POURQUOI BIARRITZ A ÉTÉ UN ÉCHEC


POURQUOI BIARRITZ A ÉTÉ UN ÉCHEC

POURQUOI BIARRITZ A ÉTÉ UN ÉCHEC

Beaucoup de nos fidèles lecteurs nous ont demandé, pourquoi nous soutenons que le sommet de Biarritz, est un échec.

La réponse, en plusieurs points précis, est d’abord inscrite dans notre texte, LE BILAN NÉGATIF DU G7 DE MACRON, qui se veut regarder la réalité en face et ne pas adopter ce que Léopold Sédar Senghor appelait, « la politique de l’autruche ».
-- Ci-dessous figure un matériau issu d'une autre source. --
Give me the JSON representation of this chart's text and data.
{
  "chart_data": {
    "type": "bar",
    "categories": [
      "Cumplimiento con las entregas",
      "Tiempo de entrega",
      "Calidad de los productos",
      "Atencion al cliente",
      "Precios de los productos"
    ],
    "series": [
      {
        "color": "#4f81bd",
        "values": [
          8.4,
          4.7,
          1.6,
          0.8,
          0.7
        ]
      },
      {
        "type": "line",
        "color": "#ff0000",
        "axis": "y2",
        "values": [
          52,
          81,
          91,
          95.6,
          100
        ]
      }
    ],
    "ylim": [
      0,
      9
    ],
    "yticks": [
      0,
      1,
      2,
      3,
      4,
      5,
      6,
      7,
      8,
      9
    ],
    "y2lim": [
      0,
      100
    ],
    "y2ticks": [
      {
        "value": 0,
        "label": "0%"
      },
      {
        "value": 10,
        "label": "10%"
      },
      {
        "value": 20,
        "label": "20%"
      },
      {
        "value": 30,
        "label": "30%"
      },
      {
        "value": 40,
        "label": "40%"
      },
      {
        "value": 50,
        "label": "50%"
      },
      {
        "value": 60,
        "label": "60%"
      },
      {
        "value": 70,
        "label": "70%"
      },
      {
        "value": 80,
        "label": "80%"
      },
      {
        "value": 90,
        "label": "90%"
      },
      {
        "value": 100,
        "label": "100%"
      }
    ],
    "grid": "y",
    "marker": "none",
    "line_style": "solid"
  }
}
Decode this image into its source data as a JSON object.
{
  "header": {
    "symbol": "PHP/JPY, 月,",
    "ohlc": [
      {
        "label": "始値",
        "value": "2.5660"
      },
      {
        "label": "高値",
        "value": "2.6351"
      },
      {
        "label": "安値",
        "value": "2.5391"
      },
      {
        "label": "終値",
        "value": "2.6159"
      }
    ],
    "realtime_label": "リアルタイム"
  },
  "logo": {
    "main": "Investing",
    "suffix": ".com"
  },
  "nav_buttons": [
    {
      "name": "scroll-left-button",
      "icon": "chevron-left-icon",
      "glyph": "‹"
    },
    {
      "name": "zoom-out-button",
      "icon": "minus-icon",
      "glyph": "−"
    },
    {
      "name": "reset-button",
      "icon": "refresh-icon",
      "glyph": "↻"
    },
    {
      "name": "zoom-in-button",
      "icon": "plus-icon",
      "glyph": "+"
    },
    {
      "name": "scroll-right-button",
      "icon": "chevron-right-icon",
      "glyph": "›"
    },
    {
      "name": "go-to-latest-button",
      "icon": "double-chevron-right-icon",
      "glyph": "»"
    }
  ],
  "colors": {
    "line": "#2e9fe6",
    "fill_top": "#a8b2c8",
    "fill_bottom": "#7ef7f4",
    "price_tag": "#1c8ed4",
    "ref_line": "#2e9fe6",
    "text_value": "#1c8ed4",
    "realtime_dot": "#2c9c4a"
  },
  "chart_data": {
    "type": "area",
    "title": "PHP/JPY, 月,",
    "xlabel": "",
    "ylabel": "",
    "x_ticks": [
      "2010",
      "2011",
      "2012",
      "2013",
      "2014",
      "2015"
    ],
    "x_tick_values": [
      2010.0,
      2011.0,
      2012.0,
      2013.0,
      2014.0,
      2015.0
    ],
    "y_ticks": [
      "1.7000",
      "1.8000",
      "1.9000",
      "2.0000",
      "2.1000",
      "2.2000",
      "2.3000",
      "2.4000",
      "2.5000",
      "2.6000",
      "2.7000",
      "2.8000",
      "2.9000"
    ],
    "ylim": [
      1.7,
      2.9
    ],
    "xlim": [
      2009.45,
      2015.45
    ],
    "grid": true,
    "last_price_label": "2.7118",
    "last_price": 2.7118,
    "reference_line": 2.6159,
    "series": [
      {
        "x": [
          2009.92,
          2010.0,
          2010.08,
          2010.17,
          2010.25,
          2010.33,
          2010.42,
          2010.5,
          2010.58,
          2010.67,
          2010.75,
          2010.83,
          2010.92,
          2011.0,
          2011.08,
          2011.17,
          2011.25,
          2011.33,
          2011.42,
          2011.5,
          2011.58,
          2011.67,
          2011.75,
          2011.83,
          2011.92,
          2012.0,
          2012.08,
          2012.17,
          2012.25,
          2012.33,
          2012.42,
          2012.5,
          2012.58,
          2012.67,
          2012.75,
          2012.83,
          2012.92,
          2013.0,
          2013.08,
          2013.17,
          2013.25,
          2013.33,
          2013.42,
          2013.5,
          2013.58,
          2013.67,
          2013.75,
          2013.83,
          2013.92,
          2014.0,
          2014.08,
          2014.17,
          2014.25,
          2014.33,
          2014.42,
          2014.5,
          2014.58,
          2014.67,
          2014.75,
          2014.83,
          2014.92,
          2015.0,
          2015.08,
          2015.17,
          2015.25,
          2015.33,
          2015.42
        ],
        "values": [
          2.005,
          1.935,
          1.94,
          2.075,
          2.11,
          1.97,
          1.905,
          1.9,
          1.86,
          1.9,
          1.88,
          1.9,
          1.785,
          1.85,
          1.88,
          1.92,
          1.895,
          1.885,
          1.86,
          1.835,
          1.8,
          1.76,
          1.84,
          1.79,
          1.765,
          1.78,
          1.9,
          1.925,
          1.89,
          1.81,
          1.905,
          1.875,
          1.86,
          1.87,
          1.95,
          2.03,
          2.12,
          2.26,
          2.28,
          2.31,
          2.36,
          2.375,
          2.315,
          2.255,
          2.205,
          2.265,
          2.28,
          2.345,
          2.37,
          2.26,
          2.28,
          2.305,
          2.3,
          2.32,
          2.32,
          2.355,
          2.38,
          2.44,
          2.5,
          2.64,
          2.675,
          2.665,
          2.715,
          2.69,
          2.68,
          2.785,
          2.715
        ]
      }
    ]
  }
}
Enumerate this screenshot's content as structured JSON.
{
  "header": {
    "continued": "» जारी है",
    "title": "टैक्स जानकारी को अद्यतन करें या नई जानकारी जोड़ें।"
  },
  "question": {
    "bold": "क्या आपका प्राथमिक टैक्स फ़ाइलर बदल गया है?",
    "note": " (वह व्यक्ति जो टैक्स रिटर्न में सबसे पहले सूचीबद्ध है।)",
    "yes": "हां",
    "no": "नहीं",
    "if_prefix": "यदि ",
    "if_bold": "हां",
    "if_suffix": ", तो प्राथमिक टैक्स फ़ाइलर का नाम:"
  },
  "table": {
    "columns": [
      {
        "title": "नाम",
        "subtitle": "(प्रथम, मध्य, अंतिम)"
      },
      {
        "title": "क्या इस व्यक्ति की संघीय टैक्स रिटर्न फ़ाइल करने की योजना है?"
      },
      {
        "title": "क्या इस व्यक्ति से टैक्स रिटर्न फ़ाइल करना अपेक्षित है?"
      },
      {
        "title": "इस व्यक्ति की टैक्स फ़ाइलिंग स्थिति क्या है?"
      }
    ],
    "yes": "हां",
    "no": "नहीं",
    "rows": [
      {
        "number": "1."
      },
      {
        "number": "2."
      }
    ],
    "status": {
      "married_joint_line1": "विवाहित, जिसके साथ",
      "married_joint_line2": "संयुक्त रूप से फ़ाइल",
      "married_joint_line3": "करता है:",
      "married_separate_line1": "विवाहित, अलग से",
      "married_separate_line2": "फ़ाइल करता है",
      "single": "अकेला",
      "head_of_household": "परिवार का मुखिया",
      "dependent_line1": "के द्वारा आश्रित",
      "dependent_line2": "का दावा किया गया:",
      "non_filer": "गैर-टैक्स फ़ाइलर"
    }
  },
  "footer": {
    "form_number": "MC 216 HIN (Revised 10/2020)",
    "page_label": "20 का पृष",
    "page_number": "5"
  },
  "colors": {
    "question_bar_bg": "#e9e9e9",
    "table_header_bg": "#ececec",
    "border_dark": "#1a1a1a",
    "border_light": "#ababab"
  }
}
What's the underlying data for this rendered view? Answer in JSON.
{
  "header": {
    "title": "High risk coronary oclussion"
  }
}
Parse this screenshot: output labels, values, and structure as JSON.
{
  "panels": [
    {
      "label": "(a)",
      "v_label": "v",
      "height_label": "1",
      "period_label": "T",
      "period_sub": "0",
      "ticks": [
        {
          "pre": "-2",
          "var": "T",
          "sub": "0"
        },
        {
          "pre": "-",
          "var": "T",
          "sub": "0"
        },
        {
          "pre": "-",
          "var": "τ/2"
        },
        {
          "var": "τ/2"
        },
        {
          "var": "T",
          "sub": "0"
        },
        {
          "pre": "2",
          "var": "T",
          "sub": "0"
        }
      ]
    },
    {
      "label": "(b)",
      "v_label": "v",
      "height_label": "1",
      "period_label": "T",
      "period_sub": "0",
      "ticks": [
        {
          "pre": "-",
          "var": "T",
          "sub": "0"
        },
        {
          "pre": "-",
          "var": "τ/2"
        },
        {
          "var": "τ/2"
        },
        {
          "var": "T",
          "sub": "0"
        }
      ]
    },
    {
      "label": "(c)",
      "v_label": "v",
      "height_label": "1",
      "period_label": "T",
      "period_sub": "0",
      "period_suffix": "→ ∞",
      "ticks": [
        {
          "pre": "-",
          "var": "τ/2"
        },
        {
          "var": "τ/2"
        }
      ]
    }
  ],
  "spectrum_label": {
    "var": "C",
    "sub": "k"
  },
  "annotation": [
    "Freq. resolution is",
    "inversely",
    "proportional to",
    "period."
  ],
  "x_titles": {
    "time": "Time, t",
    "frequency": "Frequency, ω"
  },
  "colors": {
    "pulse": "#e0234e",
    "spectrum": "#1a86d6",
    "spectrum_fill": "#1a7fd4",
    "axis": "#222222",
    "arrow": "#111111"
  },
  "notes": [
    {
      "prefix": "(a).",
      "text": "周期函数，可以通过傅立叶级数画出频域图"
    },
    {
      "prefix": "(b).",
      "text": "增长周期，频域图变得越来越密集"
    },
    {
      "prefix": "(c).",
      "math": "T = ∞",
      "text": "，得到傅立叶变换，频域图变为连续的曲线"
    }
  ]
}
Ensuite quand on est africain, on a une attente précise et circonstanciée, quand les plus grandes nations, responsables de la marche du monde, se rencontrent et prétendent proposer des solutions aux maux qui rongent l’humanité. Il est évident que tous les sujets qui ont été évoqués intéressent l’Afrique, qui en est partie prenante.

Il persiste cependant un intérêt majeur, une ardente obligation, qui nous taraude, nous angoisse, exige notre résilience et nos combats, le sort de l’Afrique.

Et nous voyons, à chaque rencontre, les problèmes évoqués superficiellement pour distraire la galerie et taire. Les récriminations et aucune grande décision, tangible, n’est jamais prise à l’issue de ces sommets.

Pour nous, africains, qui nous voulons conscients et panafricainistes, il n’y a pas de sujet plus important, plus urgent à régler, que le sort de l’Afrique.

Nous savons bien sûr,que la question iranienne,la situation funeste de la forêt amazonienne,la taxation des GAFA, le réchauffement climatique, l’égalité homme et femme, le Brexit et l’économie mondiale sont des sujets d’importance et intéressent toutes les nations .

Mais pour nous, il existe une question plus importante, plus déterminante que toutes les autres et nous le crions bien fort, qu’il importe de régler en extrême urgence, tellement la situation est désastreuse.

c’est la réalité de millions d’africains engluées dans les souffrances, les famines, les maladies, les divisions, les guerres, les humiliations, qui cherchent à retrouver de l’espoir, et qui se heurtent à l’indifférence des pays riches du centre, réunis ce dimanche à Biarritz.

Et nous savons tous, et nous devons le dire plus fortement encore aujourd’hui, que l’on cherche, à nous tromper comme on l’a toujours fait et à nous faire croire que le monde est un « village planétaire »  et qu’il existe une prétendue et fausse « communauté internationale ».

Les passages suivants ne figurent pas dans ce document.